Distributed File Systems
Last updated
Last updated
Distributed filesystems are like distributed storage facilities. It should provide features like
Access via well-defined interface
Focus on consistent state across nodes
Offer a mixture of distribution models if needed
Underneath a file virtual file system interface, the operating system can hide the fact that there isn't even a local physical storage on a particular machine where the files are stored.
But instead, everything is maintained on a remote machine, or on a remote file system that is being accessed over the network.
Client/server on different machines
File server distributed on multiple machines which support replication and high availability
Replicated or
Partitioned
Files stored on and served from all machines (peer-to-peer network like BitTorrent)
Let's talk about few extreme cases, for small distributed system with clients and one server.
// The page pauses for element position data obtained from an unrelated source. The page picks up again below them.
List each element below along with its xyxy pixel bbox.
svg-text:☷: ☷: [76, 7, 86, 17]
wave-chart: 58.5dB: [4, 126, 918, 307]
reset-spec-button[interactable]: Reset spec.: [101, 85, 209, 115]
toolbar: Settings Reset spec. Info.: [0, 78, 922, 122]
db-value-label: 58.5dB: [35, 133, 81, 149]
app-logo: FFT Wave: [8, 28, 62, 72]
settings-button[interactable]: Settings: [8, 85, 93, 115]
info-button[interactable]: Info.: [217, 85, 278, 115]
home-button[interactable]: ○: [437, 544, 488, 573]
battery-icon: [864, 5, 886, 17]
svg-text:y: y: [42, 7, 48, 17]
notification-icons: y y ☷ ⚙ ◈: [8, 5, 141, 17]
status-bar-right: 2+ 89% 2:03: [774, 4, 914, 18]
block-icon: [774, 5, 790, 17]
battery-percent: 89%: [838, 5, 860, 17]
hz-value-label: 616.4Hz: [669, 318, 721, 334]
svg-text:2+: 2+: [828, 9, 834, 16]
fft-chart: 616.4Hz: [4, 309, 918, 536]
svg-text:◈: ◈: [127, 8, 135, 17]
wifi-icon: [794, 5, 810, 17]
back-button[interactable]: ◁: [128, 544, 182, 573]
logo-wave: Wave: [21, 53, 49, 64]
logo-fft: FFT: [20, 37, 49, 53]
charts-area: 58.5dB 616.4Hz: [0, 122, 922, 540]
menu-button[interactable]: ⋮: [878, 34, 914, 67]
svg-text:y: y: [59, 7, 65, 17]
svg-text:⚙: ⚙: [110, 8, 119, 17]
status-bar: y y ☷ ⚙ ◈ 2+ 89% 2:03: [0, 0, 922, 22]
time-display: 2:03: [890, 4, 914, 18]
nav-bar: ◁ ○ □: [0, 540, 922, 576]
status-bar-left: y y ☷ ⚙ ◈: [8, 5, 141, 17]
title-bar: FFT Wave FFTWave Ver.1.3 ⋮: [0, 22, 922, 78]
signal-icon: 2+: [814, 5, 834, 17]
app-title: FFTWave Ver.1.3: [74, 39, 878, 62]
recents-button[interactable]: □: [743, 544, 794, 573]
Extreme 1: Upload/download for every access
File is moved to client entirely. Client will access and modify the file. When client is done, file is returned to server.
(+) Local write/read are on client machine, fast for making updates.
(-) Extremely slow for synchronization even for small access.
(-) Server gives up control entirely.
Extreme 2: True remote file access
File stays on server but every access to file is done remotely, client makes request to server for read and write.
(+) File access is centralized, easy to reason about consistency.
(-) Every file operation is costly via network.
(-) Limits server availability.
Allow clients to store parts of file locally (blocks.)
(+) Low latency on file operations, reduce server load
Force clients to interact with server frequently.
(+) Server has insights into what clients are doing.
(+) Server has control into which accesses can be permitted, easier to maintain consistency
(-) Server becomes more complex, requires different file sharing semantics.
File server can be either stateful or stateless.
Stateless file server cannot support practical model.
(-) Cannot support caching and consistency management
(-) Every request self-contained, more bits transferred
(+) No resources are used on server side
(+) On failure, just restart
Stateful file server is needed for practical model to track what is cached/accessed.
(+) Support locking, caching, incremental operations
(-) On failure, need to perform checkpointing and recovery mechanisms
(-) Overheads to maintain state and consistency
Locally, clients maintain portion of state, e.g. file blocks. Locally, clients perform operations on cached state (e.g. open/read/write.) However, it requires coherence mechanisms.
The question is when to trigger the coherence mechanisms? DFS tends to trigger on demand or periodically when clients submit changes to a file.
For Unix-based single machine (Unix Semanitcs), every write is visible immediately because each process writes to a cache buffer before the buffer is flushed to disk. However, this may not be true for distributed file system when there are multiple machines involved.
Write back on
close()
Whenever a file is closed, the client writes back the server all of the changes that it has applied to that file in its cache.
Update on
open()
Whenever a client needs to open a file, it doesn't use the cache contents, instead, goes and checks with the file server whether or not there is more cent version of that file.
The time between open()
and close()
is called a session. Although the session semantics is really easy to reason about. They are not really good for situations wehn clients want to concurrently share a file, write to it, and see each other's updates.
If a session is held too long, it may cause a huge inconsistency in the system. It's reasonable to introduce some periodic updates to keep the system in sync.
Client should write back periodically to the server for any changes it has applied to cache.
Clients would have a lease on a cache data, which specifies how long they can use the cached
data before the data need to be returned back to the server.
Server invalidates periodically and sets a time bound on inconsistency.
Each machine holds all files.
(+) Easier to load balance, offer high availability for read and fault tolerance
(-) Writes become more complicated
Either synchronously write to all (slow)
Or write to one and then propagate to all others (inconsistent)
(-) Replicas must be reconcilied periodically using voting
Each machine has a subset of files.
(+) Greater scalability for size of filesystem and availability
(+) Single file write is simpler, less synchronization needed
(-) On failure, some portion of data will be lost
(-) Load balancing is more difficult, cannot perform naive round robin
However, two techniques can be combined depending on usage.